Yerel Yönetimler Reformu 1. Bölüm
Kalkınmanın dinamosu 1980'li yıllara kadar Kamu İktisadi Teşekkülleriydi. 1980'lerden itibaren yurtdışına açılma ve özel sektörün güçlenmesiyle birlikte rekabet gücünü kaybeden KİT'ler ekonomimiz üzerine yük haline geldiler.
KİT’lerin çok yanlış bir stratejiyle hatta çoğunun peşkeş çekilerek te olsa satılması, ekonomimizin bu yükten kurtulmasını sağladı. Eğer doğru bir strateji oluşturabilseydik Türkiye’nin dış borcu milyarlarca dolar az olurdu. Daha az işsizlik sorunu yaşardık.
Arsa değerinden daha düşük fiyatla sattığımız tesisler oldu. Genelde özelleştirmelerde tesisin belli bir süre çalıştırılması şart koşulur. Bu süre zarfında çalıştırılacak işçi sayısı sözleşmede yer alır. Fiyat bu kriterlerden sonra gelir. Zira tesisin kapanması üretimin düşmesi, işsizliğin artması, fiyatların yükselmesi sonucunu doğurur. Hiçbir şekilde çalışamayacak, hantal fabrikalar kapatılır. Arsa ayrıca değerlendirilir. Böylece kamu malı peşkeş çekilmemiş olur.
1990’ların ortasında Türk Telekom muazzam bir tutara özelleştirildi. Özelleştirme rakamı dış borcumuzun toplamından fazlaydı. Yani özelleştirmeden gelecek parayla Türkiye dış borcunun tamamını kapatabiliyordu. Ama Mümtaz Soysal özelleştirmeyi AYM’ ye götürdü. AYM ihaleyi iptal edince ciddi bir kaynağı kaybettik.

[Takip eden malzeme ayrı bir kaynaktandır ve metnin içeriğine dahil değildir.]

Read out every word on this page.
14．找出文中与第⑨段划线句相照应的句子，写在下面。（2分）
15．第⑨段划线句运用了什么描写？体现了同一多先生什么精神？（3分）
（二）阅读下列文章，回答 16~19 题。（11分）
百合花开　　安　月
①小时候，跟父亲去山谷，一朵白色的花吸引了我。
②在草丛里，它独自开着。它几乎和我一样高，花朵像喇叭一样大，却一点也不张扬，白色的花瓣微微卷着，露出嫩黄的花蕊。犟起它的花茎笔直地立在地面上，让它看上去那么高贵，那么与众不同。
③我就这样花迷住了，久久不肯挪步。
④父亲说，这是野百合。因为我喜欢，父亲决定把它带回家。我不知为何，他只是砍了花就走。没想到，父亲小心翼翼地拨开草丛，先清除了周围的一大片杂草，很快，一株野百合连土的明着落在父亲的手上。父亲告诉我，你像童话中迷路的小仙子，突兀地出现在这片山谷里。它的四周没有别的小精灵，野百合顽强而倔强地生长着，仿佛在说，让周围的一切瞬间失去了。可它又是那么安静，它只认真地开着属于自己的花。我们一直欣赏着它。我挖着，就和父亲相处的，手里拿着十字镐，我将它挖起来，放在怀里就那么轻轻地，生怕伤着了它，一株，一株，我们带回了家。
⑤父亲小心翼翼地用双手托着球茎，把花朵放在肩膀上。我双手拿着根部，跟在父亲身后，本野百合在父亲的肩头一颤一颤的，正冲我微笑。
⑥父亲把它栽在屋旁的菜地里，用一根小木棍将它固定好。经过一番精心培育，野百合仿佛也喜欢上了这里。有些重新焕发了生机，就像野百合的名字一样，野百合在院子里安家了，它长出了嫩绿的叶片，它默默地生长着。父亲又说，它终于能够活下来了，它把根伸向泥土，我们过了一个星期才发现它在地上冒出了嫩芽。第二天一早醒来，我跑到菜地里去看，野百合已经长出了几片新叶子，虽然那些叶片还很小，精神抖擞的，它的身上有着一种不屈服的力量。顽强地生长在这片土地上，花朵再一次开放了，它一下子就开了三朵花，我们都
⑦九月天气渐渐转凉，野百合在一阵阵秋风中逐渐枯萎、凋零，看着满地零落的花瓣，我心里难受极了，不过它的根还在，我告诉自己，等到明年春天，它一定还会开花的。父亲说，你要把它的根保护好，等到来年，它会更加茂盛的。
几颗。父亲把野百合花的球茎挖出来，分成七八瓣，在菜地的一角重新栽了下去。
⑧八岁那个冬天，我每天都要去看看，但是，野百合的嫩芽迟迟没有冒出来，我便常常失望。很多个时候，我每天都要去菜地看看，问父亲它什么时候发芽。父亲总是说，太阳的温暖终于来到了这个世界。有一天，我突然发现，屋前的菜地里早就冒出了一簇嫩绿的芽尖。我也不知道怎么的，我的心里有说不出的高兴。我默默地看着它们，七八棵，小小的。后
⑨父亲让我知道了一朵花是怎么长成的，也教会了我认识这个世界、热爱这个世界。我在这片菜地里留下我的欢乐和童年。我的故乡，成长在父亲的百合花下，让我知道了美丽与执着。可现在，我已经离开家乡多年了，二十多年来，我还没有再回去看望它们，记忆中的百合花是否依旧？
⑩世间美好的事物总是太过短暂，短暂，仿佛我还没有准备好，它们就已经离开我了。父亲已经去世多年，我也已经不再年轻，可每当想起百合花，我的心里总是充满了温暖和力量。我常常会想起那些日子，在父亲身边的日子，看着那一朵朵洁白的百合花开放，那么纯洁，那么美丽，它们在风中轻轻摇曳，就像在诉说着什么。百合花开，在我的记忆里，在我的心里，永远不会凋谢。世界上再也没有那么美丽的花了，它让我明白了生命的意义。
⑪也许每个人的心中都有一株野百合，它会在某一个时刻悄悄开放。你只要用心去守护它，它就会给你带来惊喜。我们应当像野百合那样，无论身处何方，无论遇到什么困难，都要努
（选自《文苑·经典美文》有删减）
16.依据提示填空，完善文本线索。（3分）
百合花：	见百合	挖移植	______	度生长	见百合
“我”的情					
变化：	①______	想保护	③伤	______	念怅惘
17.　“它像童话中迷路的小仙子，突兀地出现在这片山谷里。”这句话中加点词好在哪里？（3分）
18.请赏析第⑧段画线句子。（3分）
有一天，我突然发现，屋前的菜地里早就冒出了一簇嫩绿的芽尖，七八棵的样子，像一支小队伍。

Türk Telekom teknolojisini yenileyemedi. Finansal durumu nedeniyle gerekli yatırımları yapamadı. Piyasa özel sektöre açılınca ki, dünyayla rekabet edebilmemiz için açılması lazımdı, Türk Telekom’un değeri kısa sürede özelleştirme tutarının yüzde birine düştü.
2025 Türkiye’sinin KİT’leri belediyeler ve belediyelere ait şirketler. (BİT) Yolsuzluk ve israf sadece belediyeler de olmuyor elbette. Ama yolsuzluk ve israfı önlemek için, belediyelerin verimli çalışabilmesi için bir yerel yönetim reformuna ihtiyacımız olduğu kesin. Aksi halde belediyeler önce hizmet üretememeye başlayacaklar. Sonra iflas edecekler. Bu gelişmelere paralel olarak ekonomimiz üzerindeki yükleri artacak.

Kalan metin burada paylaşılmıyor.